The Remote Education Systems project (RES) project concluded in June 2016. The research aimed to find out how remote Aboriginal and Torres Strait Islander communities can get the best benefit from the teaching and learning happening in and out of schools.
The project found that many Aboriginal and Torres Strait Islander people in remote communities believe that the purpose of education is to learn language, country and local knowledge, and for students to become Two-Ways strong. The idea of Two-Way broadly involves language knowledge, including literacy skills of home language and English, and cultural and social knowledge pertaining to Aboriginal and non-Aboriginal domains. The importance of education is also to support a student’s identity that promote community leadership and prepare young people for meaningful engagement in the world.

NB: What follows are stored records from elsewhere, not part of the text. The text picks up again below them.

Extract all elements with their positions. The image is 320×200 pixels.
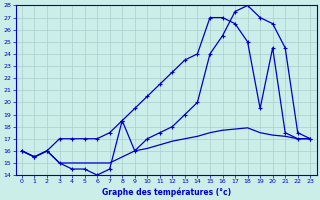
X-axis label: Graphe des températures (°c): Graphe des températures (°c): [101, 187, 231, 197]
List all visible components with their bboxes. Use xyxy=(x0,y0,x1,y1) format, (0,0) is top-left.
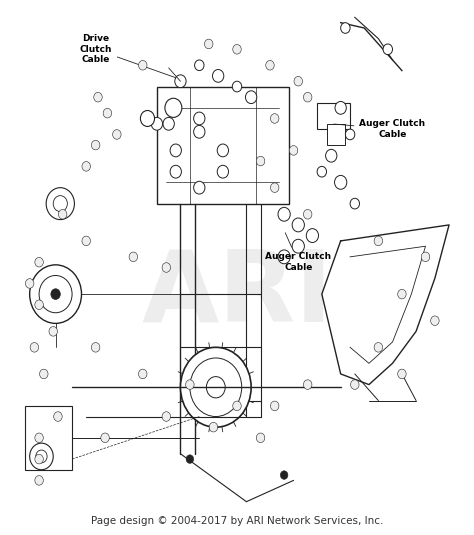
Circle shape xyxy=(341,22,350,33)
Bar xyxy=(317,103,350,129)
Circle shape xyxy=(317,166,327,177)
Circle shape xyxy=(271,114,279,123)
Circle shape xyxy=(162,263,171,272)
Circle shape xyxy=(294,77,302,86)
Circle shape xyxy=(54,412,62,421)
Circle shape xyxy=(35,454,43,464)
Circle shape xyxy=(335,102,346,114)
Circle shape xyxy=(204,39,213,49)
Circle shape xyxy=(91,140,100,150)
Circle shape xyxy=(335,175,347,189)
Circle shape xyxy=(209,422,218,432)
Circle shape xyxy=(190,358,242,417)
Circle shape xyxy=(271,401,279,411)
Circle shape xyxy=(374,236,383,246)
Circle shape xyxy=(35,433,43,442)
Circle shape xyxy=(138,369,147,379)
Circle shape xyxy=(421,252,430,262)
Circle shape xyxy=(233,44,241,54)
Bar xyxy=(327,124,346,145)
Circle shape xyxy=(217,144,228,157)
Circle shape xyxy=(246,91,257,104)
Bar xyxy=(25,406,72,470)
Circle shape xyxy=(351,380,359,389)
Circle shape xyxy=(35,300,43,310)
Circle shape xyxy=(46,188,74,219)
Circle shape xyxy=(35,257,43,267)
Circle shape xyxy=(398,289,406,299)
Circle shape xyxy=(101,433,109,442)
Circle shape xyxy=(49,326,57,336)
Circle shape xyxy=(278,250,290,264)
Circle shape xyxy=(194,181,205,194)
Circle shape xyxy=(206,377,225,398)
Circle shape xyxy=(151,117,163,130)
Circle shape xyxy=(374,342,383,352)
Circle shape xyxy=(326,149,337,162)
Circle shape xyxy=(233,401,241,411)
Circle shape xyxy=(26,279,34,288)
Text: Auger Clutch
Cable: Auger Clutch Cable xyxy=(334,119,426,139)
Circle shape xyxy=(181,347,251,427)
Circle shape xyxy=(58,210,67,219)
Circle shape xyxy=(256,433,265,442)
Circle shape xyxy=(163,117,174,130)
Circle shape xyxy=(165,98,182,117)
Circle shape xyxy=(82,236,91,246)
Circle shape xyxy=(140,111,155,126)
Circle shape xyxy=(306,228,319,242)
Circle shape xyxy=(217,165,228,178)
Circle shape xyxy=(39,276,72,313)
Circle shape xyxy=(175,75,186,88)
Circle shape xyxy=(170,165,182,178)
Text: Auger Clutch
Cable: Auger Clutch Cable xyxy=(265,233,331,272)
Circle shape xyxy=(303,93,312,102)
Circle shape xyxy=(82,162,91,171)
Circle shape xyxy=(186,380,194,389)
Circle shape xyxy=(138,60,147,70)
Circle shape xyxy=(303,380,312,389)
Circle shape xyxy=(39,369,48,379)
Circle shape xyxy=(113,129,121,139)
Circle shape xyxy=(36,450,47,463)
Circle shape xyxy=(30,265,82,323)
Circle shape xyxy=(303,210,312,219)
Bar xyxy=(157,87,289,204)
Circle shape xyxy=(278,208,290,221)
Circle shape xyxy=(195,60,204,71)
Circle shape xyxy=(271,183,279,193)
Circle shape xyxy=(232,81,242,92)
Text: Drive
Clutch
Cable: Drive Clutch Cable xyxy=(79,34,175,78)
Circle shape xyxy=(194,112,205,125)
Circle shape xyxy=(91,342,100,352)
Circle shape xyxy=(350,198,359,209)
Circle shape xyxy=(292,218,304,232)
Circle shape xyxy=(53,196,67,212)
Circle shape xyxy=(280,471,288,479)
Circle shape xyxy=(212,70,224,82)
Circle shape xyxy=(398,369,406,379)
Circle shape xyxy=(162,412,171,421)
Circle shape xyxy=(292,239,304,253)
Circle shape xyxy=(431,316,439,325)
Circle shape xyxy=(170,144,182,157)
Circle shape xyxy=(383,44,392,55)
Circle shape xyxy=(35,476,43,485)
Text: Page design © 2004-2017 by ARI Network Services, Inc.: Page design © 2004-2017 by ARI Network S… xyxy=(91,516,383,525)
Circle shape xyxy=(94,93,102,102)
Text: ARI: ARI xyxy=(141,246,333,342)
Circle shape xyxy=(289,146,298,155)
Circle shape xyxy=(103,109,112,118)
Circle shape xyxy=(30,443,53,470)
Circle shape xyxy=(51,289,60,300)
Circle shape xyxy=(266,60,274,70)
Circle shape xyxy=(346,129,355,140)
Circle shape xyxy=(186,455,194,463)
Circle shape xyxy=(194,125,205,138)
Circle shape xyxy=(30,342,38,352)
Circle shape xyxy=(129,252,137,262)
Circle shape xyxy=(256,156,265,166)
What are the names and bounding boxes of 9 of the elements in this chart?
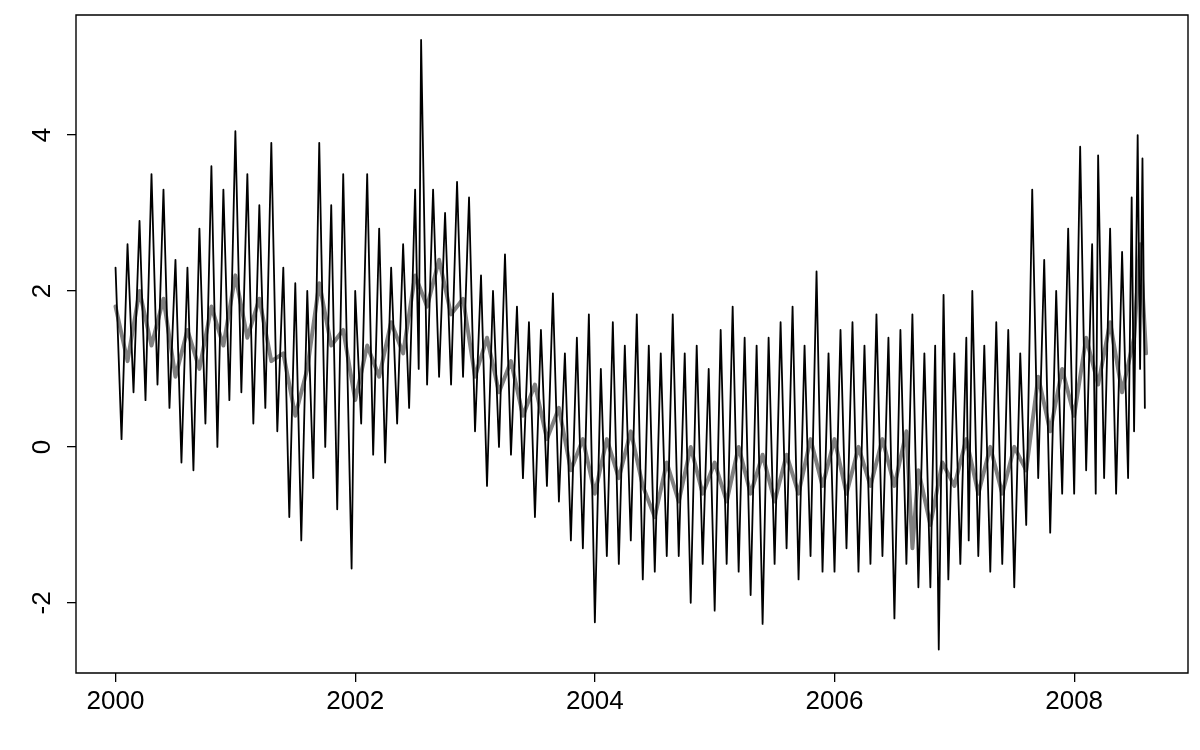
x-tick-label: 2000 xyxy=(86,684,145,715)
y-tick-label: 0 xyxy=(26,439,56,455)
x-tick-label: 2006 xyxy=(805,684,864,715)
x-tick-label: 2002 xyxy=(326,684,385,715)
y-tick-label: 4 xyxy=(26,127,56,143)
x-tick-label: 2004 xyxy=(565,684,624,715)
y-tick-label: -2 xyxy=(26,591,56,615)
y-tick-label: 2 xyxy=(26,283,56,299)
x-tick-label: 2008 xyxy=(1045,684,1104,715)
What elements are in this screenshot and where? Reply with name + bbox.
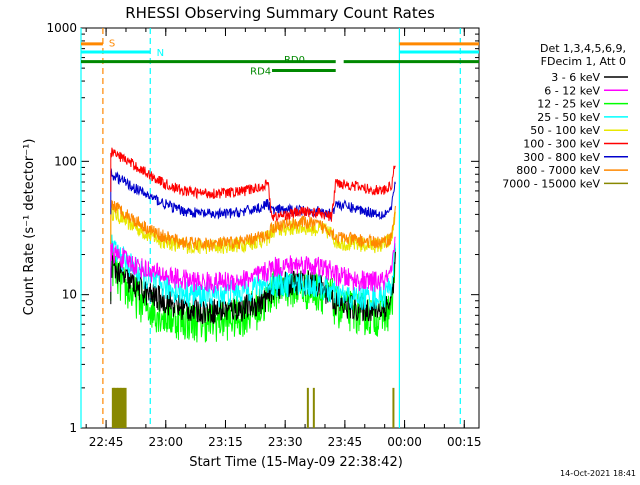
- x-tick-label: 22:45: [89, 435, 124, 449]
- legend-entry-label: 25 - 50 keV: [537, 111, 600, 124]
- x-tick-label: 00:00: [387, 435, 422, 449]
- flag-label: S: [109, 38, 115, 49]
- legend: Det 1,3,4,5,6,9,FDecim 1, Att 0 3 - 6 keV…: [502, 42, 628, 190]
- flag-label: RD0: [284, 55, 305, 66]
- legend-entry-label: 100 - 300 keV: [523, 138, 600, 151]
- legend-header: FDecim 1, Att 0: [541, 55, 626, 68]
- legend-entry-label: 6 - 12 keV: [544, 84, 600, 97]
- x-tick-label: 23:30: [268, 435, 303, 449]
- legend-entry-label: 7000 - 15000 keV: [502, 177, 600, 190]
- y-axis-label: Count Rate (s⁻¹ detector⁻¹): [22, 139, 37, 316]
- series-line: [110, 199, 396, 251]
- series-line: [110, 251, 396, 325]
- x-axis-label: Start Time (15-May-09 22:38:42): [189, 455, 403, 470]
- legend-entry-label: 800 - 7000 keV: [516, 164, 600, 177]
- legend-entry-label: 3 - 6 keV: [551, 71, 600, 84]
- flag-label: RD4: [250, 67, 271, 78]
- y-tick-label: 1000: [46, 21, 77, 35]
- legend-entry-label: 300 - 800 keV: [523, 151, 600, 164]
- series-line: [110, 236, 396, 295]
- x-tick-label: 23:00: [148, 435, 183, 449]
- x-tick-label: 23:45: [328, 435, 363, 449]
- legend-entry-label: 12 - 25 keV: [537, 98, 600, 111]
- plot-area: 1 10 100 1000 22:45 23:00 23:15 23:30 23:45 00:00…: [46, 21, 481, 449]
- y-tick-label: 100: [54, 154, 77, 168]
- legend-header: Det 1,3,4,5,6,9,: [540, 42, 626, 55]
- series-line: [110, 168, 396, 221]
- x-tick-label: 00:15: [447, 435, 482, 449]
- footer-timestamp: 14-Oct-2021 18:41: [560, 469, 636, 478]
- flag-label: N: [157, 48, 164, 59]
- y-tick-label: 1: [69, 421, 77, 435]
- chart-title: RHESSI Observing Summary Count Rates: [125, 4, 435, 22]
- series-line: [110, 147, 396, 223]
- y-tick-label: 10: [62, 288, 77, 302]
- x-tick-label: 23:15: [208, 435, 243, 449]
- legend-entry-label: 50 - 100 keV: [530, 124, 600, 137]
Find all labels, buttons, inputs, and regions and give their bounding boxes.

The project engaged directly with more than 1250 education stakeholders from across Australia. More than 1000 people contributed to the findings, most of whom were from remote communities. About one-third of our responses came from remote Aboriginal people in the Northern Territory, South Australia and Western Australia. The RES team collected data in about 16 different communities, but brought together respondents from more than 40 remote schools across the country (see map).
The team’s outputs included more than 70 peer reviewed papers and articles and a final product, an e-book called Red Dirt Education, covering topics of an 11-part lecture series, is available for download here (large file: 70MB).
The section “Boarding schools and their impact” is of special importance to the remote Aboriginal and Torres Strait Islander boarding community, and can be found on pages 126 to 133.